FARMERS BRANCH, Texas (8/11/14)--The Equal Opportunity Employment Commission investigated 93,000 charges of discrimination claims in 2013, with retaliation claims accounting for 41% of all charges. Credit unions are not immune from such exposure, a Credit Union Resources consultant told the Cornerstone Credit Union League.
Credit unions can reduce their risk by ensuring they have practices and policies in place to effectively handle any adverse action toward an employee, said Kimberly Jones, a human resources consultant with Credit Union Resources, which is a subsidiary of the league (Leaguer Aug. 8)
"Workplace retaliation claims are becoming increasingly more common and more expensive for employers," said Jones. "In order to protect your organization against retaliation lawsuits, it is imperative that you be proactive and not reactive."

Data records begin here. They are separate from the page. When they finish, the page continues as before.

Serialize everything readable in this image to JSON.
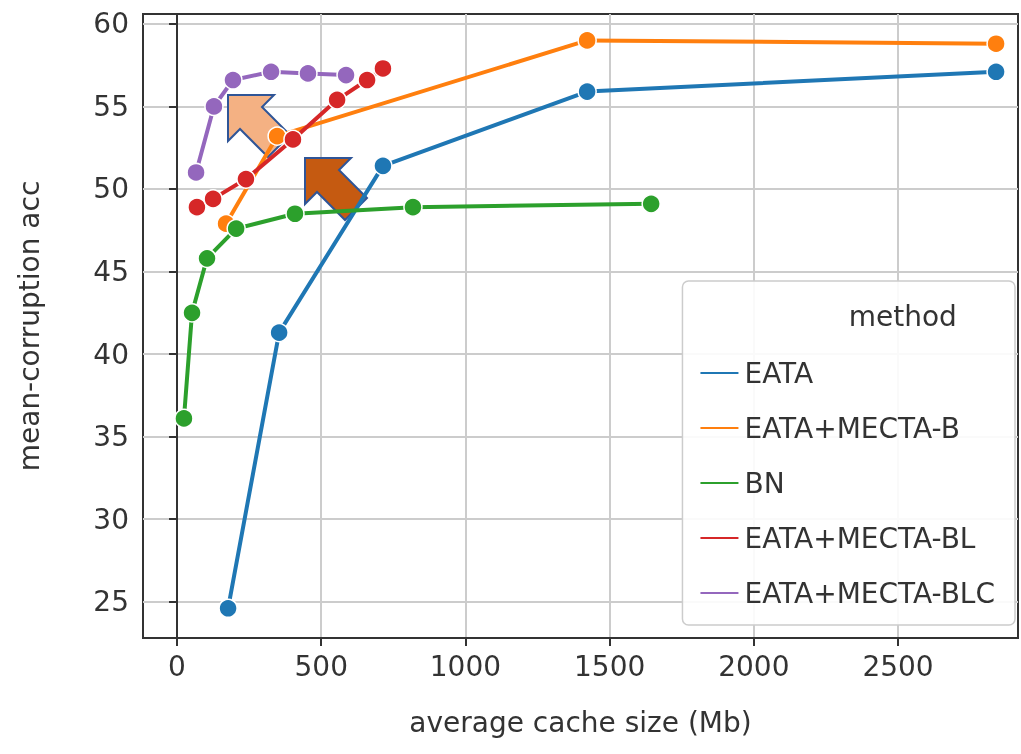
{
  "chart_data": {
    "type": "line",
    "xlabel": "average cache size (Mb)",
    "ylabel": "mean-corruption acc",
    "legend_title": "method",
    "xlim": [
      -118,
      2916
    ],
    "ylim": [
      22.8,
      60.6
    ],
    "xticks": [
      0,
      500,
      1000,
      1500,
      2000,
      2500
    ],
    "yticks": [
      25,
      30,
      35,
      40,
      45,
      50,
      55,
      60
    ],
    "grid": true,
    "legend": "bottom right",
    "marker": "circle",
    "line_style": "solid",
    "series": [
      {
        "name": "EATA",
        "color": "#1f77b4",
        "x": [
          177,
          354,
          714,
          1422,
          2840
        ],
        "values": [
          24.6,
          41.3,
          51.4,
          55.9,
          57.1
        ]
      },
      {
        "name": "EATA+MECTA-B",
        "color": "#ff7f0e",
        "x": [
          170,
          347,
          700,
          1422,
          2840
        ],
        "values": [
          47.9,
          53.2,
          null,
          59.0,
          58.8
        ]
      },
      {
        "name": "BN",
        "color": "#2ca02c",
        "x": [
          24,
          52,
          104,
          205,
          409,
          818,
          1644
        ],
        "values": [
          36.1,
          42.5,
          45.8,
          47.6,
          48.5,
          48.9,
          49.1
        ]
      },
      {
        "name": "EATA+MECTA-BL",
        "color": "#d62728",
        "x": [
          69,
          125,
          239,
          402,
          555,
          659,
          714
        ],
        "values": [
          48.9,
          49.4,
          50.6,
          53.0,
          55.4,
          56.6,
          57.3
        ]
      },
      {
        "name": "EATA+MECTA-BLC",
        "color": "#9467bd",
        "x": [
          66,
          128,
          194,
          326,
          454,
          586
        ],
        "values": [
          51.0,
          55.0,
          56.6,
          57.1,
          57.0,
          56.9
        ]
      }
    ]
  }
}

A human resources (HR) audit is one proactive measure credit unions can take to minimize exposure to discrimination and retaliation charges, Jones said. An HR audit sets the stage in determining if the HR functions within the credit union are compliant, fair, adequate, and effective. The results of an audit can provide credit unions with the information necessary to decide what areas need improvement.
An HR audit should include a review of policies and procedures, employee files, forms, salary programs and other human resources areas. Credit Union Resources also provides credit unions with a written summary of the assessment and recommendations on those areas that may need to be changed or improved.
"Retaliation claims are easier to prove than other discrimination charges, and successful retaliation claims can be very expensive for an organization," Jones said. "An HR audit is customized to meet your specific needs, and can be a powerful tool in assessing regulatory and policy compliance in your organization."